While they kept some of this up during the school shutdown, Lantin is looking forward to incorporating more online maker opportunities for her students in class this fall.

Equipping teachers with skills to teach students virtually has been vitally important, says Hughes, particularly because not every child will be returning to school: More than 13,000 students in Durham District School Board, one of Ontario’s largest public boards, have indicated they’ll only attend school online.

2020’s defining moments shape how young people express themselves online

Her expertise is in pedagogical approaches — how learning works, specifically how it works with technology — so the pandemic’s propulsion of school into the virtual world has been fascinating for Hughes. It’s also led her to research creative self-expression among students online in the time of COVID, particularly how teens are shaping their identities around the pandemic and Black Lives Matter — “the two defining events of 2020” — on social media.
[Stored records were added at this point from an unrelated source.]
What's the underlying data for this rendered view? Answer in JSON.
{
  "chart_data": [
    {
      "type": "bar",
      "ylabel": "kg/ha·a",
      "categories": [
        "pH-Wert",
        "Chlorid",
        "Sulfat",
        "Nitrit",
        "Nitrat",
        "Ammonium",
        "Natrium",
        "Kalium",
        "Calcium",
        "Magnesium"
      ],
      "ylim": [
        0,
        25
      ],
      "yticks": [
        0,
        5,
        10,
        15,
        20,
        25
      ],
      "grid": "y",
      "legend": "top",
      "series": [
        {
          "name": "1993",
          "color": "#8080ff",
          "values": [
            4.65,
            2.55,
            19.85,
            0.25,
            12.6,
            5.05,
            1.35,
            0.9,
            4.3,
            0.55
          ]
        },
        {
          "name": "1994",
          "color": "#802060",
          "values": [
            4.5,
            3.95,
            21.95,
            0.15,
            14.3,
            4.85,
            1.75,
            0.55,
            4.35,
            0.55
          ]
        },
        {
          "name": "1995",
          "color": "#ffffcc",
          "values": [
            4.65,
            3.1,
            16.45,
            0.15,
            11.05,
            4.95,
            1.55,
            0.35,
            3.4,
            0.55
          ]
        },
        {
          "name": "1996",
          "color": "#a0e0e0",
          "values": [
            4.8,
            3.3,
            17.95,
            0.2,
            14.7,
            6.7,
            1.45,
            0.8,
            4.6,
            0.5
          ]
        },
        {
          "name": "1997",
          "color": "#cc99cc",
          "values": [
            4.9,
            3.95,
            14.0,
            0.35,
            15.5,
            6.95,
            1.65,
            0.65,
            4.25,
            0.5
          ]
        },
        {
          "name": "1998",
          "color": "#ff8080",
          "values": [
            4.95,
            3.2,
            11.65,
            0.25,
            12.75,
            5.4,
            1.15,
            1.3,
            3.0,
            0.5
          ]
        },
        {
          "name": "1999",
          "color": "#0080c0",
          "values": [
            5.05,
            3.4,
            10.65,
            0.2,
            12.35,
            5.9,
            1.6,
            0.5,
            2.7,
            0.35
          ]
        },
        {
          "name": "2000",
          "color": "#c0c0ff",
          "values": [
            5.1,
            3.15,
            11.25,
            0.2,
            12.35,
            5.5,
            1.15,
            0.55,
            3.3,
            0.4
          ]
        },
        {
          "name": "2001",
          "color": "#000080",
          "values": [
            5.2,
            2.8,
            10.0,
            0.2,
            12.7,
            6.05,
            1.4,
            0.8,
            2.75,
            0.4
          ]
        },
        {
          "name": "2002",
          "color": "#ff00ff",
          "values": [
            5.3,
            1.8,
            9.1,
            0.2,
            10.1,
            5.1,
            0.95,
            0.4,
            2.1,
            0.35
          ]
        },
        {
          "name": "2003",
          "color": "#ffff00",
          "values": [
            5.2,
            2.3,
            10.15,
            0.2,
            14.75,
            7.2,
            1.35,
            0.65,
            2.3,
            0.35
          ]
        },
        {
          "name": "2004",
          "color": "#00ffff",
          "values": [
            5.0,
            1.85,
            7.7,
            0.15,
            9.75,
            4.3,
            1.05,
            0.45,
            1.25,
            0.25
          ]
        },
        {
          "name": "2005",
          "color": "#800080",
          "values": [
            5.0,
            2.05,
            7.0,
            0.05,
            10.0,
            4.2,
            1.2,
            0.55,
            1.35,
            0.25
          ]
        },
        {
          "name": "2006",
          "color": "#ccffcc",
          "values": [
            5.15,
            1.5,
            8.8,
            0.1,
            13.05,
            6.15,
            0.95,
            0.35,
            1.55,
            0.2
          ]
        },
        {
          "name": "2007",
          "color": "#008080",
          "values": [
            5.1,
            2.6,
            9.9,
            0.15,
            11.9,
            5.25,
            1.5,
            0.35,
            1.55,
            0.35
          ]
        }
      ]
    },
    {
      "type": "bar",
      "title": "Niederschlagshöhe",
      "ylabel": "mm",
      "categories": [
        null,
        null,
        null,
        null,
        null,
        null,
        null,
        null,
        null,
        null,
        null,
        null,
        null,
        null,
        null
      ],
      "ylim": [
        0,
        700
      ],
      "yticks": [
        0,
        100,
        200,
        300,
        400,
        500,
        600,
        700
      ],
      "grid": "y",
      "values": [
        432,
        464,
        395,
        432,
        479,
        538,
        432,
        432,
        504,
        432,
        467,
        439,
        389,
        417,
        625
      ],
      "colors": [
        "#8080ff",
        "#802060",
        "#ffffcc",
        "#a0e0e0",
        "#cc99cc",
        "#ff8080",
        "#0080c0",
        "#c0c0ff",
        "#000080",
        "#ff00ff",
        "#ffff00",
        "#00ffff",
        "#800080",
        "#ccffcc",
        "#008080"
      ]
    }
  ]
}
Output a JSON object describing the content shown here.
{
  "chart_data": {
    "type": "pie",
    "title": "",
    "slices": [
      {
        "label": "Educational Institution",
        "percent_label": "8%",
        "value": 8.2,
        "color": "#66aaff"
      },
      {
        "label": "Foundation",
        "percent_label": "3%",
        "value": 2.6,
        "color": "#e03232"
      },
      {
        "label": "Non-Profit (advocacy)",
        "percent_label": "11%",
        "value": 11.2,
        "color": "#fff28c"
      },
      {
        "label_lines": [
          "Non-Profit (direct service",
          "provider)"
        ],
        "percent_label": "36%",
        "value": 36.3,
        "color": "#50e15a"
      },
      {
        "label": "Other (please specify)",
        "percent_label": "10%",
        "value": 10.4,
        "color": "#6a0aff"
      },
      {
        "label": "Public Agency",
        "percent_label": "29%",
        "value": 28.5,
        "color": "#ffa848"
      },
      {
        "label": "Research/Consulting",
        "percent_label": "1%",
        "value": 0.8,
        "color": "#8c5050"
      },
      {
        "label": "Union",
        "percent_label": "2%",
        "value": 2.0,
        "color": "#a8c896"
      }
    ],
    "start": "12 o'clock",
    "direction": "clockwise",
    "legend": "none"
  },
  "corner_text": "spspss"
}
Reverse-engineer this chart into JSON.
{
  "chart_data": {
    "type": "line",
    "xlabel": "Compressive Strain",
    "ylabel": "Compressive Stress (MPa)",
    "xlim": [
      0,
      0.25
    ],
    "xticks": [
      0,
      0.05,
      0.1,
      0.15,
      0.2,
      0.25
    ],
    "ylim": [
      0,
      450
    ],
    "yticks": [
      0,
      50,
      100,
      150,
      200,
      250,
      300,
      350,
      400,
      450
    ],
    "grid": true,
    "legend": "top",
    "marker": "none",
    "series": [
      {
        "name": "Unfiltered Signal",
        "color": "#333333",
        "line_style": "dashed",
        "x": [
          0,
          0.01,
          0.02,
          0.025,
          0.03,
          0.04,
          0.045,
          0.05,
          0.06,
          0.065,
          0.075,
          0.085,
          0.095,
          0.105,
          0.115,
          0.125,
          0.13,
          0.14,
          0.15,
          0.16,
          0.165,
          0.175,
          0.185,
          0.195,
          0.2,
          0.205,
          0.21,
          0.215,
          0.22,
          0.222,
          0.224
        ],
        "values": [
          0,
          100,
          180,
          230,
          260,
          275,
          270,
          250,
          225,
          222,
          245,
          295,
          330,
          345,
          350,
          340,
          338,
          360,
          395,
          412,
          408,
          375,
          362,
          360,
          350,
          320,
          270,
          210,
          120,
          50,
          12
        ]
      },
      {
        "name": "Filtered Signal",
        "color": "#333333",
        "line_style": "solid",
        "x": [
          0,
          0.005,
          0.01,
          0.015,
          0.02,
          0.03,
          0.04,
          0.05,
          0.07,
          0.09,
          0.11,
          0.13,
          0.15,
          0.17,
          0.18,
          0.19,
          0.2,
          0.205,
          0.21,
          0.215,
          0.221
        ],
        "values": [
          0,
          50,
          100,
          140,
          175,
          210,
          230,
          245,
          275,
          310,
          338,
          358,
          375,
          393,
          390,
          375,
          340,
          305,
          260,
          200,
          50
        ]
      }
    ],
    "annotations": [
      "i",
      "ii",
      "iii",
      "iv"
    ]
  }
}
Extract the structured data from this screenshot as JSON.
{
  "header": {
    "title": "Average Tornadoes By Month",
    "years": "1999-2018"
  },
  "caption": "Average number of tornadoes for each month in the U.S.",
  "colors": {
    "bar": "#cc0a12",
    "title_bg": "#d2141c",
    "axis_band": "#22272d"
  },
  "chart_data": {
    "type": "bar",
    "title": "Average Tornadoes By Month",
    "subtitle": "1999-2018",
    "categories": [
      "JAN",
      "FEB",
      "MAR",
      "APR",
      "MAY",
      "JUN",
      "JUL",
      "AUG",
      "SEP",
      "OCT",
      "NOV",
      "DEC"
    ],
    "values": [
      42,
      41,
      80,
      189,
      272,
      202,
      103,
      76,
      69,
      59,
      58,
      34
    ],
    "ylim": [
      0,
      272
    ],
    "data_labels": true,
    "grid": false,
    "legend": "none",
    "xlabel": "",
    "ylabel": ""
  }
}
Hughes’ years of research and the way she nimbly applied it to help leverage digital learning at a moment of crisis also earned her an esteemed place on the International Science Council’s COVID Education Alliance — a group of global experts tasked with mapping out what education will look like around the world in the next 30 years as the pandemic continues to revise how we do business, relate to one another and learn.

While she’ll accept no praise for her swift response to teachers’ professional development crisis when COVID hit, she acknowledges she could’ve just sat this one out.

“But when you’ve been a teacher in the classroom and you understand what the challenges are, you are part of that community and you want to support however you can.”

And like many Ontarians with children in school, she’ll be watching closely to see how the school year unfolds this fall.

“I’m seeing all these images of how the classrooms are set up and it’s horrifying to me,” she says, recounting one photo of a primary class in which the teacher had created a painted cardboard cut-out around each desk, designing them like fire trucks with a shield in front and on both sides. “She’s trying to make it fun. But students are going to be learning in cubicles. This is not the way we learn.”